Proofpoint ha pubblicato il suo ottavo report State of the Phish, che analizza il panorama degli attacchi phishing prendendo in esame consapevolezza, vulnerabilità e resilienza degli utenti. Secondo il report, nel 2021 gli aggressori hanno intensificato le loro attività rispetto al 2020: durante lo scorso anno più di tre quarti delle organizzazioni (78%) hanno registrato attacchi ransomware basati su email nel 2021, mentre il 77% ha affrontato compromissioni delle email aziendali (BEC) con un aumento del 18% rispetto al 2020, riflettendo la continua attenzione dei criminali informatici alla compromissione delle persone, più che all’accesso ai sistemi sfruttando vulnerabilità tecniche.

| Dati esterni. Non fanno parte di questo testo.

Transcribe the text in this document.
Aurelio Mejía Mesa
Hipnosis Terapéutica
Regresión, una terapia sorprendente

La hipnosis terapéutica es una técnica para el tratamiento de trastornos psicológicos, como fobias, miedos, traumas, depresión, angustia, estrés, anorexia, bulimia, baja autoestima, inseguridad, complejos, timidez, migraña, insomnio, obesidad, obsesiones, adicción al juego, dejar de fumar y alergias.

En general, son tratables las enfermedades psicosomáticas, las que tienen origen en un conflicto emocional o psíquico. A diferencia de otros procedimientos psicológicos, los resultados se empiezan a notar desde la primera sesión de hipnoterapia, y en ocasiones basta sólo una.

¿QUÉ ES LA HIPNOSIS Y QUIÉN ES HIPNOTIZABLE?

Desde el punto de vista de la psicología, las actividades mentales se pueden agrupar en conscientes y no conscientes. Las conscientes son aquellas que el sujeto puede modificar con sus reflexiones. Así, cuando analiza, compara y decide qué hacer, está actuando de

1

Il report di quest’anno, che ha raccolto le risposte di 600 professionisti della sicurezza informatica e 3.500 dipendenti negli Stati Uniti, in Australia, Francia, Germania, Giappone, Spagna e Regno Unito, evidenzia anche esempi di phishing del mondo reale e il valore di una soluzione di training che tenga in considerazione condizioni particolarmente mutevoli, come quelle vissute dalle organizzazioni durante la pandemia.

Gli attacchi nel 2021 hanno avuto un impatto molto più esteso rispetto al 2020, con l’83% degli intervistati che ha rivelato che la loro organizzazione ha subito almeno un attacco phishing di successo basato su email, in aumento rispetto al 57% del 2020. Inoltre, più di due terzi (68%) hanno dichiarato di aver affrontato almeno un’infezione ransomware derivante da payload proveniente via email, consegna di malware di secondo livello o altri exploit.

Il passaggio al lavoro ibrido ha subito un’accelerazione nel 2021, con l’81% delle organizzazioni che afferma che più della metà dei loro dipendenti sta lavorando da remoto (parzialmente o completamente) a seguito della pandemia. Tuttavia, solo il 37% forma i lavoratori sulle migliori pratiche per il lavoro da remoto, cosa che mette in luce una preoccupante lacuna di conoscenza nella nuova “normalità” lavorativa. Ad esempio, il 97% dei lavoratori ha affermato di avere una rete Wi-Fi a casa, ma solo per il 60% è protetta da password.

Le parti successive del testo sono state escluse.